In 2005, Ohio instituted a commercial activities tax based on the gross receipts of every person or corporation for the privilege of doing business in the state. Between 2005 -2010, Ohio’s Tax Commissioner levied a commercial activity tax on Crutchfield, a Virginia-based electronics retailer, for its sales to Buckeye State residents. Crutchfield refused to pay the levy, citing the United States Supreme Court’s decision in Quill Corp. v. North Dakota. Decided in 1992, Quill held that for a state to levy taxes on sellers, such sellers must have a “substantial nexus” with that particular state. If remote, out-of-state sellers lacked nexus, a state’s powers to tax such sellers are non-existent.
Crutchfield argued that the Quill decision required a physical presence in the state and as a Virginia-based company, Ohio had no authority to require them to pay the commercial activities tax. The State of Ohio disagreed – arguing that a threshold of $500,000 or more in gross sales met the “substantial nexus” standard established by Quill. Regrettably, the Ohio Supreme Court sided with the Tax Commissioner by holding that $500,000 establishes a “bright-line presence.” If upheld, this ruling would completely alter the definition of nexus.

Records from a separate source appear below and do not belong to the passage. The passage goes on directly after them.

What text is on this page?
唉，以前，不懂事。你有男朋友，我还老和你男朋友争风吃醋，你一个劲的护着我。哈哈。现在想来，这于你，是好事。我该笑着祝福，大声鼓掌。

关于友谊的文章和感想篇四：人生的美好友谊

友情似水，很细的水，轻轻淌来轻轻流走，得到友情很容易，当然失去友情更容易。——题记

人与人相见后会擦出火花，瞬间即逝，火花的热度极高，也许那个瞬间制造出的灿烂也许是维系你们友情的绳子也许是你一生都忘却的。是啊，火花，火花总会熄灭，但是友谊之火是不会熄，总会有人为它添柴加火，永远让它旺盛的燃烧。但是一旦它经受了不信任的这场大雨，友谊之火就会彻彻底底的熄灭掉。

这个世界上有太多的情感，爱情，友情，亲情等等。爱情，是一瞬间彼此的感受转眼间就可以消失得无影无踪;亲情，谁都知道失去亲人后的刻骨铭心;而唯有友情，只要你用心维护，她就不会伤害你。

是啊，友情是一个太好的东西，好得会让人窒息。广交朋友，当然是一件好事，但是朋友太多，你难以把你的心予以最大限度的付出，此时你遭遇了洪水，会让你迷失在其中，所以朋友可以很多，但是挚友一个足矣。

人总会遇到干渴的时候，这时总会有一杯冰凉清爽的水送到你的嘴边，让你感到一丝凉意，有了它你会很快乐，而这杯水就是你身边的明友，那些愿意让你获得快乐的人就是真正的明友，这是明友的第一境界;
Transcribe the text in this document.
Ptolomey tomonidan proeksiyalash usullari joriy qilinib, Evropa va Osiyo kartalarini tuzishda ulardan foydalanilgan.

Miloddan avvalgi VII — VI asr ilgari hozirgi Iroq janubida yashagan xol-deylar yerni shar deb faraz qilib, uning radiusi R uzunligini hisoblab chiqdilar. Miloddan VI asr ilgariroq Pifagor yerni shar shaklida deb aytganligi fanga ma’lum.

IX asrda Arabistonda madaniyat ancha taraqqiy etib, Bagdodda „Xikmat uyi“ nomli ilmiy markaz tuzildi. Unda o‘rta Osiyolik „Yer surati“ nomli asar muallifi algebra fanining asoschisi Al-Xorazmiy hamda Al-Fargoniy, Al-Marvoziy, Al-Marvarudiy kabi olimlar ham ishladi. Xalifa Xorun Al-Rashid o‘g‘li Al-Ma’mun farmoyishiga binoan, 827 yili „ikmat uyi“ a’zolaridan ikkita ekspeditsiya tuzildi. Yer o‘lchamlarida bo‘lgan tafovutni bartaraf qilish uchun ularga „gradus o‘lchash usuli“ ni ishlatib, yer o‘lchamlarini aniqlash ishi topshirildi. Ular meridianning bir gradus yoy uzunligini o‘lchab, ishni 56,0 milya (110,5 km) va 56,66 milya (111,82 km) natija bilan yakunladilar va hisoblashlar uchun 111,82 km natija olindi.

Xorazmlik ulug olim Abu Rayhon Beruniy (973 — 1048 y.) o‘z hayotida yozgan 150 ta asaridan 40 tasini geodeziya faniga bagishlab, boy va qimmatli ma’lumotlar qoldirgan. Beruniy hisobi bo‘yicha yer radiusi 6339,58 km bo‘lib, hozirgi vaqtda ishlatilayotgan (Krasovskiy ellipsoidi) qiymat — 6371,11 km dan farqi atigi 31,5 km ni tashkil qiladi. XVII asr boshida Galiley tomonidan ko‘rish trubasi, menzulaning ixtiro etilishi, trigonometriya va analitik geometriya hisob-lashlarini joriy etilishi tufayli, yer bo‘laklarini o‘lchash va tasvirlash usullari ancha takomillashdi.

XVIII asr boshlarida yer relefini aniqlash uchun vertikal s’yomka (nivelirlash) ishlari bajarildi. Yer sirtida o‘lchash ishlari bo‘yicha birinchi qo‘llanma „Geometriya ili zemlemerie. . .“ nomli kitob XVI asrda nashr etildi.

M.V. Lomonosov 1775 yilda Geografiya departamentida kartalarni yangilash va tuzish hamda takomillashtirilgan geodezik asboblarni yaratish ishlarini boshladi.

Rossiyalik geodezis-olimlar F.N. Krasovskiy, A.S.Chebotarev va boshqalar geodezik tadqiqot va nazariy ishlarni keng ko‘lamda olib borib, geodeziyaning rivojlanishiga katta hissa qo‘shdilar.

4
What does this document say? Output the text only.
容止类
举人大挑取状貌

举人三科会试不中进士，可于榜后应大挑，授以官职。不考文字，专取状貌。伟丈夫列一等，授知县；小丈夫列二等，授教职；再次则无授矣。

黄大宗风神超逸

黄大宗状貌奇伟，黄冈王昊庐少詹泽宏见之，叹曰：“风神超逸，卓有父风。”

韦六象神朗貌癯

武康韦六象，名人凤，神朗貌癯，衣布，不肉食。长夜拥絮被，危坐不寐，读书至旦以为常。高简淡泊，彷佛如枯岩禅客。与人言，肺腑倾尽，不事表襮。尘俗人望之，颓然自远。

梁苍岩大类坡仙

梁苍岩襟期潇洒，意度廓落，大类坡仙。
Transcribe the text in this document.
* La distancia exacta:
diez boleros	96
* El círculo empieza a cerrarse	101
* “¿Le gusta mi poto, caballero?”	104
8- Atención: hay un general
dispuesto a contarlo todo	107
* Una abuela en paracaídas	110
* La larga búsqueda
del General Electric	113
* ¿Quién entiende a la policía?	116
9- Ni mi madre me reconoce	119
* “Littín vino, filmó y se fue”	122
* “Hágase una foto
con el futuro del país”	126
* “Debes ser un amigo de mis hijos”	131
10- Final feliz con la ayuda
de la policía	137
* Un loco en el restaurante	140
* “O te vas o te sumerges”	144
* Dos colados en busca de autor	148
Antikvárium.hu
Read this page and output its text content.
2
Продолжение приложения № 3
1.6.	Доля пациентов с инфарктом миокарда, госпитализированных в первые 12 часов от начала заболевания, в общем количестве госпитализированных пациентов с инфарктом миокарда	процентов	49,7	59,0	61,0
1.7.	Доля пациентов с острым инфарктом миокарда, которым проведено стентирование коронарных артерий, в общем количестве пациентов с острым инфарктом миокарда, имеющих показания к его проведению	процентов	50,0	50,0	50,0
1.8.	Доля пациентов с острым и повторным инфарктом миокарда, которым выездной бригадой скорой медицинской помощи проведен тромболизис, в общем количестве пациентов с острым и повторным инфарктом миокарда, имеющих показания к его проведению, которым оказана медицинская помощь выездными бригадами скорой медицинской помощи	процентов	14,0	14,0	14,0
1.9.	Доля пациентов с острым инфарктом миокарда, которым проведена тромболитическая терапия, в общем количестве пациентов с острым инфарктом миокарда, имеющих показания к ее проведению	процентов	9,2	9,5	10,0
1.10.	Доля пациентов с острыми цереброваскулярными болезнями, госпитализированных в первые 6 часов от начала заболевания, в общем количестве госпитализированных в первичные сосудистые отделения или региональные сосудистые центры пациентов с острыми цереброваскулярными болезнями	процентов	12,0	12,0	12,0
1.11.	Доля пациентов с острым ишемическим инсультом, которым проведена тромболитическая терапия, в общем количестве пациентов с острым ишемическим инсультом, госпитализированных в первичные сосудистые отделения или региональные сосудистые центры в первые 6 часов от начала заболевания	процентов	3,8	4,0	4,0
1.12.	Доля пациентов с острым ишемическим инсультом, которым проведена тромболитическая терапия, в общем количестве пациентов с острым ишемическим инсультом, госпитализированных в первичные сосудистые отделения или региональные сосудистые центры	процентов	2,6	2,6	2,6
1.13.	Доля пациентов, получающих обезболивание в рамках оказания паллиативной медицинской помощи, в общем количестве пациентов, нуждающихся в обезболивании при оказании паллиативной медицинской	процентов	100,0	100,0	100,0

The Ohio Supreme Court’s decision in Crutchfield is sure to be appealed. There are enormous problems with empowering state tax commissioners and departments of revenue to begin taxing out-of-state companies and individuals. It raises profound questions about the limits of government and it is misguided economics. National Taxpayers Union will monitor the case’s developments and its implications for taxpayers.